A: The algorithm DFLOW by EPA uses the following when there are zero values:
$\mu_H = \left(\frac{\sum^{n_T - n_0}_{i=1} 1/x_i} {n_T - n_0}\right)^{-1} \times \frac{n_T - n_0} {n_T} ,$
where $\mu_H$ is the harmonic mean, $x_i$ is a nonzero value of the data vector, $n_T$ is the (total) sample size, and $n_0$ is the number of zero values. 
A: Just as the geometric mean of anything and $0$ is $0$, it is usually natural to define the harmonic mean of anything and $0$ to be $0$. 

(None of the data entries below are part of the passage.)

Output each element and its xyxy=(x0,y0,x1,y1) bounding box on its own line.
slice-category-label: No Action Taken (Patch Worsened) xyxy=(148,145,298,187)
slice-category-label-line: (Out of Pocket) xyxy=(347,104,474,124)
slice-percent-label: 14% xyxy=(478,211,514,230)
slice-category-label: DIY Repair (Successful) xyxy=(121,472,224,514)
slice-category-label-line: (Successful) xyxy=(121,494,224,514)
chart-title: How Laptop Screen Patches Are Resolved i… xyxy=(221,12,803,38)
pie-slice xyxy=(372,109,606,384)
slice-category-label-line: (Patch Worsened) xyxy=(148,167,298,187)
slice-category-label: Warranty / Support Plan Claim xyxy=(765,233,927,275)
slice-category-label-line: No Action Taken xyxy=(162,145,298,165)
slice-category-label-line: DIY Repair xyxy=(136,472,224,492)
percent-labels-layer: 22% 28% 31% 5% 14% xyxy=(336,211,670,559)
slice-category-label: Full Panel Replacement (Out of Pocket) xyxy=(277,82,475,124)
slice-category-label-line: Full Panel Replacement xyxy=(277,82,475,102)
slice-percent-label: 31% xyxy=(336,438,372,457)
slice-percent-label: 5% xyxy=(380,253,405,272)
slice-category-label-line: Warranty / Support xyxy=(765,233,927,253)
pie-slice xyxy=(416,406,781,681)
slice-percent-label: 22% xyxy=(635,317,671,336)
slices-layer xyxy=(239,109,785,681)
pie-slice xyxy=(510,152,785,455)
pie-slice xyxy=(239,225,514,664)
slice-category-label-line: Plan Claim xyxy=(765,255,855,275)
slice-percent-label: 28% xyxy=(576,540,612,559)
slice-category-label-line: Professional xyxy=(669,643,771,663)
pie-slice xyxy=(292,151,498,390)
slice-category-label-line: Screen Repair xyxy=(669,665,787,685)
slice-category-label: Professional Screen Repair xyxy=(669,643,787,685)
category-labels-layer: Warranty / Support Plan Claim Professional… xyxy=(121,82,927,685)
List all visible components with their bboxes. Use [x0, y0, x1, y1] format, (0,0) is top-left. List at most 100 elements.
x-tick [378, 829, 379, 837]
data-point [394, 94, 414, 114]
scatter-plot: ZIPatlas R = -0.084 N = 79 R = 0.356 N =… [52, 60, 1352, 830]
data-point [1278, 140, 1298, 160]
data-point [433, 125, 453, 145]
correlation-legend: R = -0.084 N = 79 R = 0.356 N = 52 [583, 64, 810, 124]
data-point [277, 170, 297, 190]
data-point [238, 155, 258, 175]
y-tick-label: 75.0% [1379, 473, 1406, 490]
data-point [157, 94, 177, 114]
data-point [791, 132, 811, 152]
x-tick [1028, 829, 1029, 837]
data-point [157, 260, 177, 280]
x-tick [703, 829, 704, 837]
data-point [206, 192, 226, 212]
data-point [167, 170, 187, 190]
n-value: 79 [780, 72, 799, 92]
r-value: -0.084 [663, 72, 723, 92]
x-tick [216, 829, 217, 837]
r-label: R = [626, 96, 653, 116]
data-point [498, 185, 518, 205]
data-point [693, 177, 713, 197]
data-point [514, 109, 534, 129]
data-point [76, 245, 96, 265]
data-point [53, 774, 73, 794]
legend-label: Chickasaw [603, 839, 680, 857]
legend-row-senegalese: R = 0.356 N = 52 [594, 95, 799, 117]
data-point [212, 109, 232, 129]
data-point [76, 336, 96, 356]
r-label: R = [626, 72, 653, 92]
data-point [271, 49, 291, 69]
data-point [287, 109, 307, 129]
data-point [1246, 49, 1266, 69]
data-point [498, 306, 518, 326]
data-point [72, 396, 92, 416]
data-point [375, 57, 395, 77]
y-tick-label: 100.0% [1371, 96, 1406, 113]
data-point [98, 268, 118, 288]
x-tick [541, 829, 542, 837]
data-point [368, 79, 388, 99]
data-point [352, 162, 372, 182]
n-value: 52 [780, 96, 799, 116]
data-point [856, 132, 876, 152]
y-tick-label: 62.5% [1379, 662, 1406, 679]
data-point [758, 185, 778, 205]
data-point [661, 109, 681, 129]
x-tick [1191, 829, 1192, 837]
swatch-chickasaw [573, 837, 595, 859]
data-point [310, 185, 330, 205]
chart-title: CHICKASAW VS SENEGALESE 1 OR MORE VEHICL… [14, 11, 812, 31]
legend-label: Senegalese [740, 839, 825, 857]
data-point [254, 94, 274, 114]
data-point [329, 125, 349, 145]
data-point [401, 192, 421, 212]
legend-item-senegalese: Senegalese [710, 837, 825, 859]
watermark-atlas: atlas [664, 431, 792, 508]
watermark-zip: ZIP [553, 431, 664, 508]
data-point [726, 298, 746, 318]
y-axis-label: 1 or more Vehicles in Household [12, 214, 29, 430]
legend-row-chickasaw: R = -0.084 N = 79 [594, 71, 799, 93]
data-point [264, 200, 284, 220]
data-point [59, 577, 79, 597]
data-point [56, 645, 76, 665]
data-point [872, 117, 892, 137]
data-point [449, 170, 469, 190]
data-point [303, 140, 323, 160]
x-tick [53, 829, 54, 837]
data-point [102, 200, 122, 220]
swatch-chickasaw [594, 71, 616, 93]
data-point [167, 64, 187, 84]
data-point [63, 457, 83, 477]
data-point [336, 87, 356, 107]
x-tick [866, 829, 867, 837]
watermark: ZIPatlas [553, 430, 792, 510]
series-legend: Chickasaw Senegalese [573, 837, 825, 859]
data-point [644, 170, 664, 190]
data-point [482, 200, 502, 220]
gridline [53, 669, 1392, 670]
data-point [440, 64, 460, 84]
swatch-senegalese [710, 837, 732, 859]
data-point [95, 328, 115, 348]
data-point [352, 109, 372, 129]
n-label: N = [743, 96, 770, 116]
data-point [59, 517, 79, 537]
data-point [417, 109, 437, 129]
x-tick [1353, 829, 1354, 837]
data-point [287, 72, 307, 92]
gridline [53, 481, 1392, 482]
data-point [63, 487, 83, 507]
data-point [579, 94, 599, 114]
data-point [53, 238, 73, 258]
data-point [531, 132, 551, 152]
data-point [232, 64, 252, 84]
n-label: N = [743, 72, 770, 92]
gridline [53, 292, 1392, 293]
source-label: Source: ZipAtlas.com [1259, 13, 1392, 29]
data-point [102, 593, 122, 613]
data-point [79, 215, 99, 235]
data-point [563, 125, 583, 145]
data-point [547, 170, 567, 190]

One physical interpretation of the harmonic mean is that if you have resistors in parallel, the total resistance is as though each resistor had the harmonic mean resistance. If one of the resistors has no resistance, there is no resistance over all (a short), and this is the same as if all resistors had no resistance.
If for some reason you are considering the harmonic means of numbers so that some are negative and some are positive, then it might be better to say that a harmonic mean of $0$ with itself is not defined. However, in the applications I know for the harmonic mean, it is used on nonnegative numbers.